Escorted All the Way

    A fleet of Flying Fortresses and Liberators, accompanied all the way by P38 Lightnings and P47 Thunderbolts, struck Bremen in early daylight Saturday, beat off attacks by hundreds of German fighters and rocket planes, and came back with the loss of 15 heavy bombers and nine fighters, according to Eighth Air Force Headquarters.
    A total of 43 enemy planes were destroyed, an official communique claimed; 33 by bomber gunners and ten by the escorting fighters.
    It was the longest mission -- about 750 miles' round trip -- the fighters have yet completed with the bombers.
    Bomber gunners reported that the German interceptors, carrying anti-bomber rockets, repeatedly drove inside the 1,000-yard range from beyond which they formerly fired their missiles.
    Flak over the target area, hitherto possibly more concentrated than at any other single target in Europe, was comparatively light, combat crews reported, giving further substantiation to the theory that the Luftwaffe has decided to rely more on its fighters and rocket-firing planes than on the massive flak defenses which have guarded all vital points in Germany since the first heavy night raids by the RAF.

Berlin Hit Twice

    RAF operations over the weekend included two night raids in a row on Berlin by Mosquitoes, which also hammered industrial targets in western Germany Saturday night. There were no reported losses as the Mosquitos kept the sirens wailing in Germany for the fifth straight night.
    With Hamburg blitzed out of the war for some time to come, Bremen today is the Reich's largest and most important port, and the Nazis threw hundreds of planes into the air Saturday to protect it.

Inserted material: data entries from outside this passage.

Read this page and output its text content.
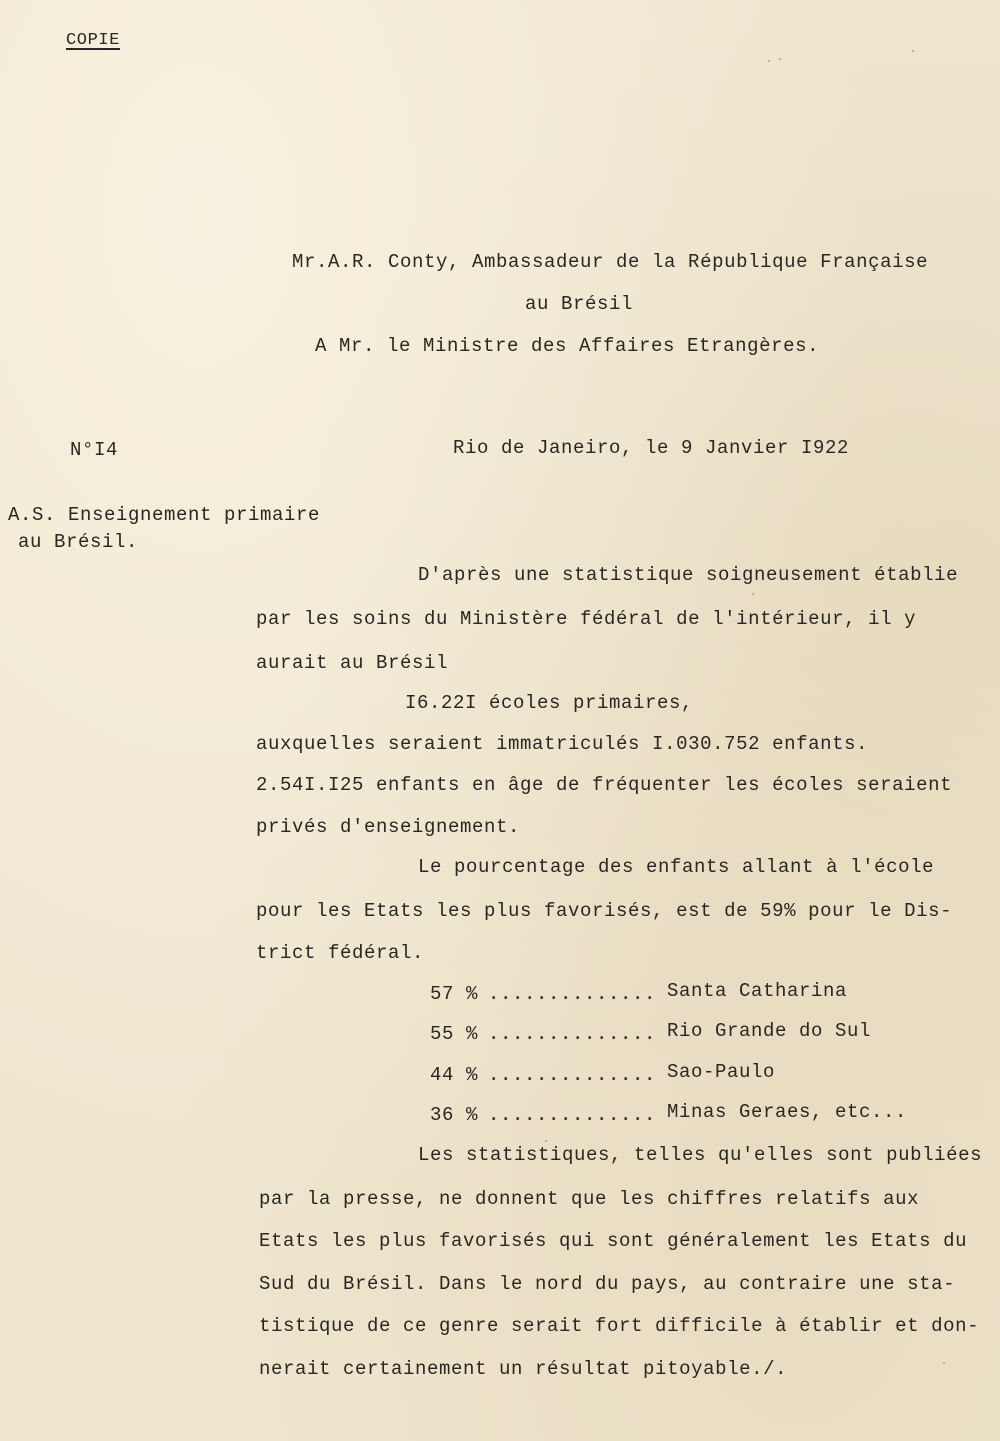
COPIE
Mr.A.R. Conty, Ambassadeur de la République Française
au Brésil
A Mr. le Ministre des Affaires Etrangères.
N°I4	Rio de Janeiro, le 9 Janvier I922
A.S. Enseignement primaire
au Brésil.
D'après une statistique soigneusement établie
par les soins du Ministère fédéral de l'intérieur, il y
aurait au Brésil
I6.22I écoles primaires,
auxquelles seraient immatriculés I.030.752 enfants.
2.54I.I25 enfants en âge de fréquenter les écoles seraient
privés d'enseignement.
Le pourcentage des enfants allant à l'école
pour les Etats les plus favorisés, est de 59% pour le Dis-
trict fédéral.
57 % .............. Santa Catharina
55 % .............. Rio Grande do Sul
44 % .............. Sao-Paulo
36 % .............. Minas Geraes, etc...
Les statistiques, telles qu'elles sont publiées
par la presse, ne donnent que les chiffres relatifs aux
Etats les plus favorisés qui sont généralement les Etats du
Sud du Brésil. Dans le nord du pays, au contraire une sta-
tistique de ce genre serait fort difficile à établir et don-
nerait certainement un résultat pitoyable./.
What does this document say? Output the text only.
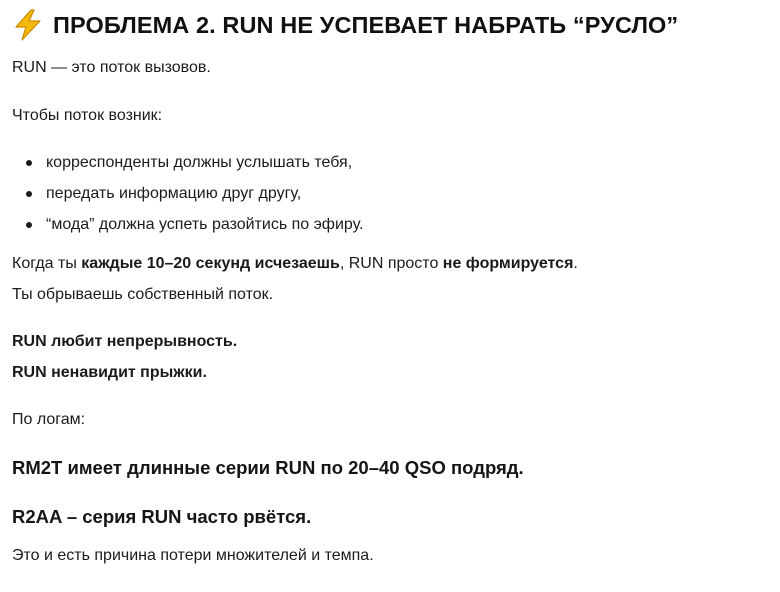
ПРОБЛЕМА 2. RUN НЕ УСПЕВАЕТ НАБРАТЬ “РУСЛО”
RUN — это поток вызовов.
Чтобы поток возник:
корреспонденты должны услышать тебя,
передать информацию друг другу,
“мода” должна успеть разойтись по эфиру.
Когда ты каждые 10–20 секунд исчезаешь, RUN просто не формируется.
Ты обрываешь собственный поток.
RUN любит непрерывность.
RUN ненавидит прыжки.
По логам:
RM2T имеет длинные серии RUN по 20–40 QSO подряд.
R2AA – серия RUN часто рвётся.
Это и есть причина потери множителей и темпа.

Airmen reported combats with FW190s, Me109Fs and 109Gs, Ju88s and even Ju87Ds, the Stuka dive-bombers of Germany's own blitzkrieg days.
    Intense cold, with temperatures as low as 50 degrees below zero, were reported by crews of the Fortresses and Liberators, which carried high explosives and incendiaries to the shipyards which build most of Germany's 750- and 1,200-ton submarines and are the second largest producers of the 500-ton undersea craft.